Rabbi Yoshiyahu Yosef Pinto once again aroused controversy Thursday, after he blamed racism for the ongoing corruption case against him.
"What they have done to us is a terrible injustice," Pinto lamented to the followers of his Shuvu Yisrael sect. "Three years in Israel they abused us."
Pinto cited his and his wife's medical conditions, which critics have noted have coincidentally flared up each time Pinto is due for a hearing. The rabbi accused the media, and the State, of forcing his family to unjustly return to Israel out of a lack of mercy.
"What, did they do this because I'm a rabbi? Because I'm Sephardic?" he asked, playing residual ethnic tensions in Israeli society between Jews of European and Middle Eastern descent.
Pinto further explained that his stay in the US was not to run from the law, but to receive better cancer treatments. He added that he would not have left Israel permanently, for the sake of his family still living in the Jewish state.
Rabbi Pinto was supposed to return to Israel on Monday, but he did not board the plane to return from New York, with his followers claiming he collapsed at the door of the El Al plane - marking the second time he's collapsed on his way to trial.
He signed a plea bargain agreement last year that attributes to him crimes of bribery, attempted bribery and disruption of proceedings.
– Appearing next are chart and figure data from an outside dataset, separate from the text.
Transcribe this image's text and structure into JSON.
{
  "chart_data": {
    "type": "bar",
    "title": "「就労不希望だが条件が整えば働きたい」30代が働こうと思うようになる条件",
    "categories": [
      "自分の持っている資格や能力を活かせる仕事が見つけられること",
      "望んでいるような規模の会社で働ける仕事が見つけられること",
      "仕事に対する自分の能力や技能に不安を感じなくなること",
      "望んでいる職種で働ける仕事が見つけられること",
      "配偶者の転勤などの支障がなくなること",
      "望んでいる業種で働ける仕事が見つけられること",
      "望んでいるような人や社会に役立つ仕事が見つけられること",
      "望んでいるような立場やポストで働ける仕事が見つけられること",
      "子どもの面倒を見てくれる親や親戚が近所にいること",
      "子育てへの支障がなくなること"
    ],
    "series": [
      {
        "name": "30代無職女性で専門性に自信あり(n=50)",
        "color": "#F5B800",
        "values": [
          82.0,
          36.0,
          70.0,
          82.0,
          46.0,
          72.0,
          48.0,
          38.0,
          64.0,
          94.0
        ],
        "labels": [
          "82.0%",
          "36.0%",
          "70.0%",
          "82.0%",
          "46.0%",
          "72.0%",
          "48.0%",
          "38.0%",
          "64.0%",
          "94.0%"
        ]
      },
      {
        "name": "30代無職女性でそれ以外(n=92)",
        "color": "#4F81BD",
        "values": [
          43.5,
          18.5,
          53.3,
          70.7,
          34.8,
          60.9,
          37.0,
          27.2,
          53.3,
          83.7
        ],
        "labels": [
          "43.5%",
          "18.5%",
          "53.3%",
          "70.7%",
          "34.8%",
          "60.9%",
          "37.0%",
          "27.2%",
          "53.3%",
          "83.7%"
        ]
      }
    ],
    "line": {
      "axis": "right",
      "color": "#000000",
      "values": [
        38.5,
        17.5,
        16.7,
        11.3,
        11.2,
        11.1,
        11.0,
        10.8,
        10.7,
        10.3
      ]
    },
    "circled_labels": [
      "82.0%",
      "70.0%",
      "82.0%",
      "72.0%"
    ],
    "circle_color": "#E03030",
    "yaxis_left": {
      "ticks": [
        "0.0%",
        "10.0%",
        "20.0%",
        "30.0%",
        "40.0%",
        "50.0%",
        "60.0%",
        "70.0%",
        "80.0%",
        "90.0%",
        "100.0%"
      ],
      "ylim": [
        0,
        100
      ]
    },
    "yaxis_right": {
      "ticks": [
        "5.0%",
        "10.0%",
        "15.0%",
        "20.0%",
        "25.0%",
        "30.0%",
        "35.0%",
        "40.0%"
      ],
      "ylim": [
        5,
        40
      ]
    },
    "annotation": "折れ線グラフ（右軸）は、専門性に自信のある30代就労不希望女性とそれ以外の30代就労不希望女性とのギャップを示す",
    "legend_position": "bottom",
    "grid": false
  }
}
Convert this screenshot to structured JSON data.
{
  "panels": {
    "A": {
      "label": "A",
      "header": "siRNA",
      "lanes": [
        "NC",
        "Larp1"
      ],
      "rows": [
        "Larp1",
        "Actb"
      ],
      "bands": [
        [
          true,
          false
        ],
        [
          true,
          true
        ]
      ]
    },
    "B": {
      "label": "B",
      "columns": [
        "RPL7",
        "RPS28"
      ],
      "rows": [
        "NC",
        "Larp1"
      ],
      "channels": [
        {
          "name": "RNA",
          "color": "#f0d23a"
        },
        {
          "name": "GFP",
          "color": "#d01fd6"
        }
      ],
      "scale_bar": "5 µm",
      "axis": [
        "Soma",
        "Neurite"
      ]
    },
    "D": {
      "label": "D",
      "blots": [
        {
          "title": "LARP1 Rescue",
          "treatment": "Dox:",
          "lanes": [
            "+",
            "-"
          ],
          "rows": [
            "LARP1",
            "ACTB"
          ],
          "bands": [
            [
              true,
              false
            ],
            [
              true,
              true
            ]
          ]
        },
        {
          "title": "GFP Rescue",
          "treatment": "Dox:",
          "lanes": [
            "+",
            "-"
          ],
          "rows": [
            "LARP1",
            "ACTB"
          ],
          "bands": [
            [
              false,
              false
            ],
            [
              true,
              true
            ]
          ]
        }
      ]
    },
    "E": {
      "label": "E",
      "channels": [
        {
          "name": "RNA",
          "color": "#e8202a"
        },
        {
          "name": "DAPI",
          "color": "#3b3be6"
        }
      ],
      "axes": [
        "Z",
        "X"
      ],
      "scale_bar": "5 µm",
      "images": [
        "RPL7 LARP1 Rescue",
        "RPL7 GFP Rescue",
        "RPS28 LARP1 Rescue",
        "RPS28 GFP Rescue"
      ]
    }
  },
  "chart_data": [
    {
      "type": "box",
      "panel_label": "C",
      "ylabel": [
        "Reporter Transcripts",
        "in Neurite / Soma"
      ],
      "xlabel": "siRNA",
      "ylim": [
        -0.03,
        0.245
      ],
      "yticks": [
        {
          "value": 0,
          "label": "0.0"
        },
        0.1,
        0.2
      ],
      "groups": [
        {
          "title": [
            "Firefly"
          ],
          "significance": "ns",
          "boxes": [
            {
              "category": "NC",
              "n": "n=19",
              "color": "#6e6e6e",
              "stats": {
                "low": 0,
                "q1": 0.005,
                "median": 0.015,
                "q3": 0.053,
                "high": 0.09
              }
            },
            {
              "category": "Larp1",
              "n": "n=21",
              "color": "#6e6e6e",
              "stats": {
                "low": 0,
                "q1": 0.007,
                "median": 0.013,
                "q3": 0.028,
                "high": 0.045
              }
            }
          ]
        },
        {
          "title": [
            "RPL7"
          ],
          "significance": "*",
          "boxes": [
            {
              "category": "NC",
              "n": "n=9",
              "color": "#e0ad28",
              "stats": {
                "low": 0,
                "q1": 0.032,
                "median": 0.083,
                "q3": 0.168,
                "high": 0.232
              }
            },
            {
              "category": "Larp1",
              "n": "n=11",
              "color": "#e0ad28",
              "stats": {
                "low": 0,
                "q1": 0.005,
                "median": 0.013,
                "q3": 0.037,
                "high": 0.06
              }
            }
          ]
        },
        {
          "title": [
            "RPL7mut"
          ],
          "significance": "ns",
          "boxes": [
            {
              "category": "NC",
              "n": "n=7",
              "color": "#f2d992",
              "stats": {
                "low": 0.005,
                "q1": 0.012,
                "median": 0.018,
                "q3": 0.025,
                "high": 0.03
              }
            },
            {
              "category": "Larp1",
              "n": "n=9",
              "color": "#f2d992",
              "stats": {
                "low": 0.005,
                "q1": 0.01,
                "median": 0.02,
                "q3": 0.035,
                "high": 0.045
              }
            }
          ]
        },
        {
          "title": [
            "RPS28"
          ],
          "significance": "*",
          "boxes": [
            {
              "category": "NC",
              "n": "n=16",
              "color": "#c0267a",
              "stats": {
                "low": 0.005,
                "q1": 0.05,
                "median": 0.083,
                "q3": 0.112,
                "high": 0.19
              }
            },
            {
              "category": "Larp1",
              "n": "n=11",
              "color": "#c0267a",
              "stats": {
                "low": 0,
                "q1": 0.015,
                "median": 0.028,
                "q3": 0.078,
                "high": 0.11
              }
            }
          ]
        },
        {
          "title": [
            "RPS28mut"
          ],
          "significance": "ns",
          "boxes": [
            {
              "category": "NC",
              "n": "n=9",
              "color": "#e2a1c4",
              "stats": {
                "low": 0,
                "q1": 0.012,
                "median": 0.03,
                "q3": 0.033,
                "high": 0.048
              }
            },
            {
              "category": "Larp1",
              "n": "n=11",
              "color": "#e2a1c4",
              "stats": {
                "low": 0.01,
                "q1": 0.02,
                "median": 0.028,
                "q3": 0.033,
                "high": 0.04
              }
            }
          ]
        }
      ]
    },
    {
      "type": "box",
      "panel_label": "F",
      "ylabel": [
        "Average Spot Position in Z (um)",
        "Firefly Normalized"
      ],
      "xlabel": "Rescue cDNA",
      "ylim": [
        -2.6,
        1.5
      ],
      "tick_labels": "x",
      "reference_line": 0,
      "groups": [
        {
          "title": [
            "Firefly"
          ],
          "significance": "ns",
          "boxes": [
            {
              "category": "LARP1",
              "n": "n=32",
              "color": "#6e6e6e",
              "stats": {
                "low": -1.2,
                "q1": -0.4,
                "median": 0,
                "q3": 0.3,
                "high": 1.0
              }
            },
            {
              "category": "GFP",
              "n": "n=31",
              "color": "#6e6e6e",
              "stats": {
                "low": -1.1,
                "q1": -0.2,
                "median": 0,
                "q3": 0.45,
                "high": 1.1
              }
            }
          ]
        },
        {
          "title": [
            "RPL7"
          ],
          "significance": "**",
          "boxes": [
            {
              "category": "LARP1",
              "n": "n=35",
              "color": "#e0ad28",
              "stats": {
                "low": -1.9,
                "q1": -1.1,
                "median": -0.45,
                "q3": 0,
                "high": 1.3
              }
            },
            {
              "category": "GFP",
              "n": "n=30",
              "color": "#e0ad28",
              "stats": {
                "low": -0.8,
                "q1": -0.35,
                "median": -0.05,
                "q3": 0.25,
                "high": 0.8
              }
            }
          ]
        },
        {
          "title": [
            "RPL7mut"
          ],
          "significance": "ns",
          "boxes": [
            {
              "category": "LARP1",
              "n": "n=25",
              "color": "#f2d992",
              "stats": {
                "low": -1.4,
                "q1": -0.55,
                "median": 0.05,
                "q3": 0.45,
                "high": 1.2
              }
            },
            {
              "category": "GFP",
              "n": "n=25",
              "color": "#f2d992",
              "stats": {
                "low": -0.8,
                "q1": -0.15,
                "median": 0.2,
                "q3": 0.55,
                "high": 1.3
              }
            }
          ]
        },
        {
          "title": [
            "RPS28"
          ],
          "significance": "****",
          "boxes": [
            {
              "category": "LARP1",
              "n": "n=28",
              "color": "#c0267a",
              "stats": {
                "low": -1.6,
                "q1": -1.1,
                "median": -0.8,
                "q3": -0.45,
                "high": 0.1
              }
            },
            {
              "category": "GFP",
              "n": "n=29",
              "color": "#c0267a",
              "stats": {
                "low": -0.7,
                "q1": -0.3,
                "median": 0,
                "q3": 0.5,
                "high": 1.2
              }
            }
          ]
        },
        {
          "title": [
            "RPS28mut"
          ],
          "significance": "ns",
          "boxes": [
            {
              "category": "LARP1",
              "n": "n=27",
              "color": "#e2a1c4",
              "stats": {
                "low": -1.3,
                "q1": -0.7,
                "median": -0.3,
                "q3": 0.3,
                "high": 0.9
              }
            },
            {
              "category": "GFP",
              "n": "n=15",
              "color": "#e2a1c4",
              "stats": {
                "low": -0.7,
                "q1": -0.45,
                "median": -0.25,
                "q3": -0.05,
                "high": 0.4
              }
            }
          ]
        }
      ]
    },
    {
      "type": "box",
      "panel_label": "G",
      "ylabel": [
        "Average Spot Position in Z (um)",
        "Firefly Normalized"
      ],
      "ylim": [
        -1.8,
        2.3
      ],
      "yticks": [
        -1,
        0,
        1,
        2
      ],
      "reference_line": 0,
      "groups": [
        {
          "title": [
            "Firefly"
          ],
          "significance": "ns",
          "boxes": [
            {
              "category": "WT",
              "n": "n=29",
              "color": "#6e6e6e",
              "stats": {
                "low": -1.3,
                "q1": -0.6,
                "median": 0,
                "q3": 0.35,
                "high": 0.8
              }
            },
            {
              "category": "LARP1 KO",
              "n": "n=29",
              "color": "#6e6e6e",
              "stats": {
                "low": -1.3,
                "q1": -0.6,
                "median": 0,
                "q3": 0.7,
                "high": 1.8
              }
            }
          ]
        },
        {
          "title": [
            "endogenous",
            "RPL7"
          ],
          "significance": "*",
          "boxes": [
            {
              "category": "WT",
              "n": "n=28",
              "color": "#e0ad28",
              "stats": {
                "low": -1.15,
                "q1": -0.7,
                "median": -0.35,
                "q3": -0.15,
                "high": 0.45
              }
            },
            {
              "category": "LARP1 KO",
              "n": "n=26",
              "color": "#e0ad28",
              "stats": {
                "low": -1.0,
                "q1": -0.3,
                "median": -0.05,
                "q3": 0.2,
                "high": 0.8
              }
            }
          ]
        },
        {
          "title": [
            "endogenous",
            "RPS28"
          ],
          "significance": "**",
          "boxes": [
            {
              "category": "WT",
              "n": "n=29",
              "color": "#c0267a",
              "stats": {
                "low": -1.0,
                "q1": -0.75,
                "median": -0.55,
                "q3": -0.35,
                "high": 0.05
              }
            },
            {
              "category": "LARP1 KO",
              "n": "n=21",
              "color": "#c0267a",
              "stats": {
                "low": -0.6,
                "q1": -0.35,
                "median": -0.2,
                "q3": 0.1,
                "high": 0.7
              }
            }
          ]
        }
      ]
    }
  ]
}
The State Attorney's Office was expected to demand a one year prison sentence against the controversial rabbi.
As part of the plea agreement, Pinto would serve as a state witness against former police officer Maj. Gen. Menashe Arbiv, who is to be investigated on suspicion of receiving benefits from Pinto.
Despite admitting to involvement in the crimes, Pinto himself has been highly vocal over his innocence, claiming in hyperbolic statements to his followers that the verdict has "stabbed them with a million knives," and that he is "the most persecuted in this generation," as well as blaming the corruption scandal on "satan."
The statements were later found to be violations of the plea deal, causing three of his most high-profile attorneys to quit the complex case last October.